Last week, the largest-ever merger in the Canadian energy sector was announced, when Enbridge said it would spend $37 billion to buy Houston's Spectra Energy, a company focused on gas pipelines. It gives Enbridge a way to grow without building new pipelines, since its Northern Gateway Canadian oil sands pipeline project has been stalled for years. "We're starving our transportation and utility companies out of Canada,” said Rafi Tahmazian, a portfolio manager with Canoe Financial in Calgary.

 

 

 

IEA revises forecast, expects oil glut to persist into 2017

 

(Bloomberg; Sept. 13) - The International Energy Agency has changed its view on global oil oversupply, seeing a glut persisting into 2017. The oil surplus will last longer than previously thought as demand growth slumps and output proves resilient, the IEA said Sept. 12. Oil has fluctuated since rallying in August amid speculation the Organization of Petroleum Exporting Countries and Russia would agree on measures to stabilize the market at a meeting later this month.

 

All solutions are possible, Algeria’s energy minister said Sept. 9. Rising OPEC production has offset the effect of declining supplies elsewhere, maintaining the oversupply, the IEA said. Meanwhile, global oil consumption growth sagged to a two-year low in the third quarter as demand faltered in China and India, while record output from OPEC’s Gulf members is compounding the glut, the IEA said in its monthly report.

 

As recently as last month, the agency had expected the market to return to equilibrium this year. “This was a marked shift in outlook by the IEA,” said Harry Tchilinguirian, head of commodity markets strategy at BNP Paribas in London.
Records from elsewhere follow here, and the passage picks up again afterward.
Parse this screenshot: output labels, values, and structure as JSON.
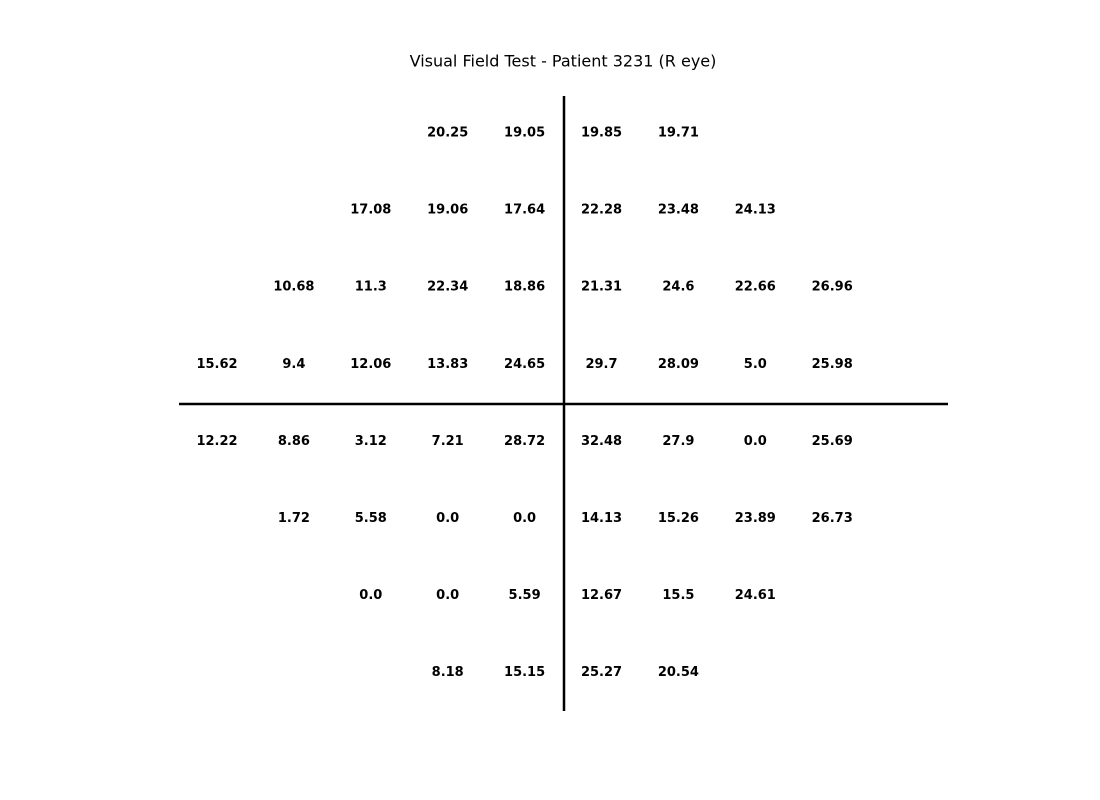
{
  "title": "Visual Field Test - Patient 3231 (R eye)",
  "grid": {
    "rows": [
      [
        null,
        null,
        null,
        "20.25",
        "19.05",
        "19.85",
        "19.71",
        null,
        null
      ],
      [
        null,
        null,
        "17.08",
        "19.06",
        "17.64",
        "22.28",
        "23.48",
        "24.13",
        null
      ],
      [
        null,
        "10.68",
        "11.3",
        "22.34",
        "18.86",
        "21.31",
        "24.6",
        "22.66",
        "26.96"
      ],
      [
        "15.62",
        "9.4",
        "12.06",
        "13.83",
        "24.65",
        "29.7",
        "28.09",
        "5.0",
        "25.98"
      ],
      [
        "12.22",
        "8.86",
        "3.12",
        "7.21",
        "28.72",
        "32.48",
        "27.9",
        "0.0",
        "25.69"
      ],
      [
        null,
        "1.72",
        "5.58",
        "0.0",
        "0.0",
        "14.13",
        "15.26",
        "23.89",
        "26.73"
      ],
      [
        null,
        null,
        "0.0",
        "0.0",
        "5.59",
        "12.67",
        "15.5",
        "24.61",
        null
      ],
      [
        null,
        null,
        null,
        "8.18",
        "15.15",
        "25.27",
        "20.54",
        null,
        null
      ]
    ]
  }
}
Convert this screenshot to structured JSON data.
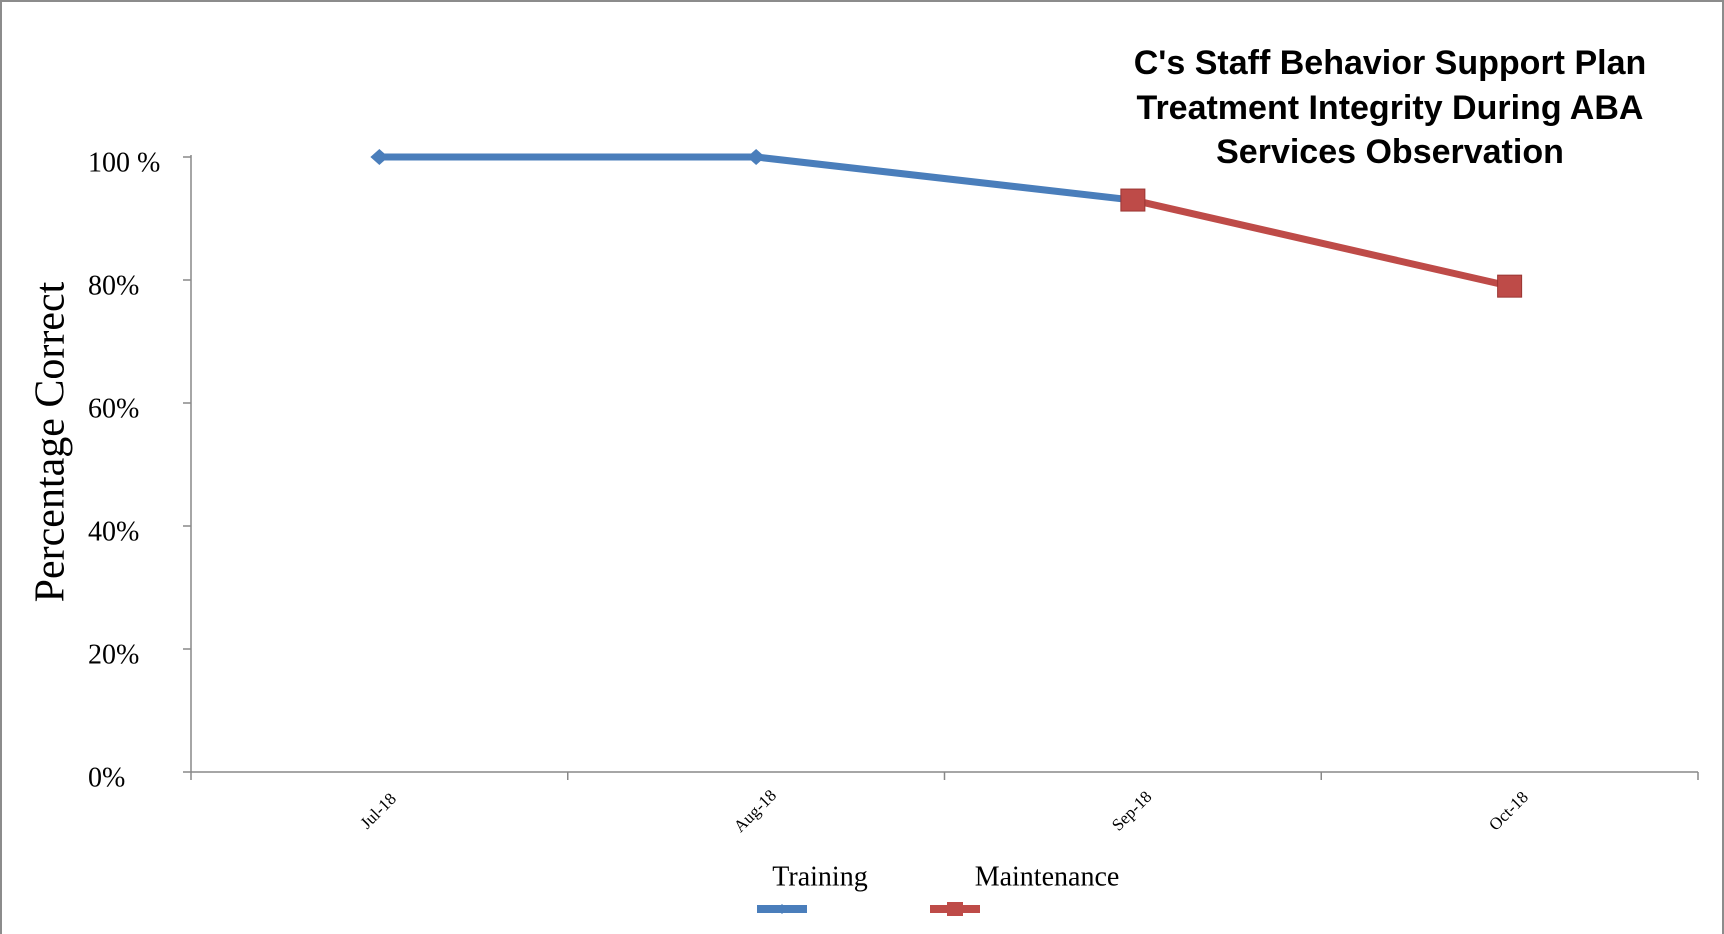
{
  "chart_data": {
    "type": "line",
    "title": [
      "C's Staff Behavior Support Plan",
      "Treatment Integrity During ABA",
      "Services Observation"
    ],
    "y_label": "Percentage Correct",
    "categories": [
      "Jul-18",
      "Aug-18",
      "Sep-18",
      "Oct-18"
    ],
    "series": [
      {
        "name": "Training",
        "color": "#4a7ebb",
        "marker": "diamond",
        "values": [
          100,
          100,
          93,
          null
        ]
      },
      {
        "name": "Maintenance",
        "color": "#be4b48",
        "marker": "square",
        "values": [
          null,
          null,
          93,
          79
        ]
      }
    ],
    "ylim": [
      0,
      100
    ],
    "yticks": [
      {
        "value": 0,
        "label": "0%"
      },
      {
        "value": 20,
        "label": "20%"
      },
      {
        "value": 40,
        "label": "40%"
      },
      {
        "value": 60,
        "label": "60%"
      },
      {
        "value": 80,
        "label": "80%"
      },
      {
        "value": 100,
        "label": "100 %"
      }
    ],
    "legend": "bottom"
  }
}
OPEC’s “long game got a little longer, implying the need for oil prices to remain lower for longer to spur the necessary adjustments in supply for the re-balancing of the market.”

 

 

 

U.S. shale oil output on track to slip for 11th month in a row

 

(Reuters; Sept. 12) - U.S. shale oil production is expected to fall for an 11th consecutive month in October, according to a U.S. government forecast released Sept. 12, on the back of a two-year global rout in oil markets. October U.S. shale oil production is set to drop by 61,000 barrels per day to 4.41 million, according to the U.S. Energy Information Administration's drilling productivity report, the lowest output since March 2014.

 

The biggest decline was in the Eagle Ford in Texas, which saw a fall of 46,000 barrels per day to nearly 982,000. In North Dakota, Bakken oil production is set to drop by some 28,000 barrels to 914,000. While oil prices are trading at less than half of their value from mid-2014, they recovered from 13-year lows earlier this year, recently even reaching $50 a barrel. That has allowed at least some production declines to be tempered in the Permian Basin in Texas, the largest U.S. shale basin by production.

 

Total U.S. shale gas production, meanwhile, is forecast to decline for an eighth consecutive month in October to 45.3 billion cubic feet per day, the lowest level since March 2015, the EIA said. That would be down about 0.3 bcf from September, making it the smallest monthly decline since May, it noted. The biggest regional decline was expected to be in the Eagle Ford in Texas, down 0.2 bcf from September to 5.6 bcf in October, the lowest level of output in the basin since November 2013, the EIA said.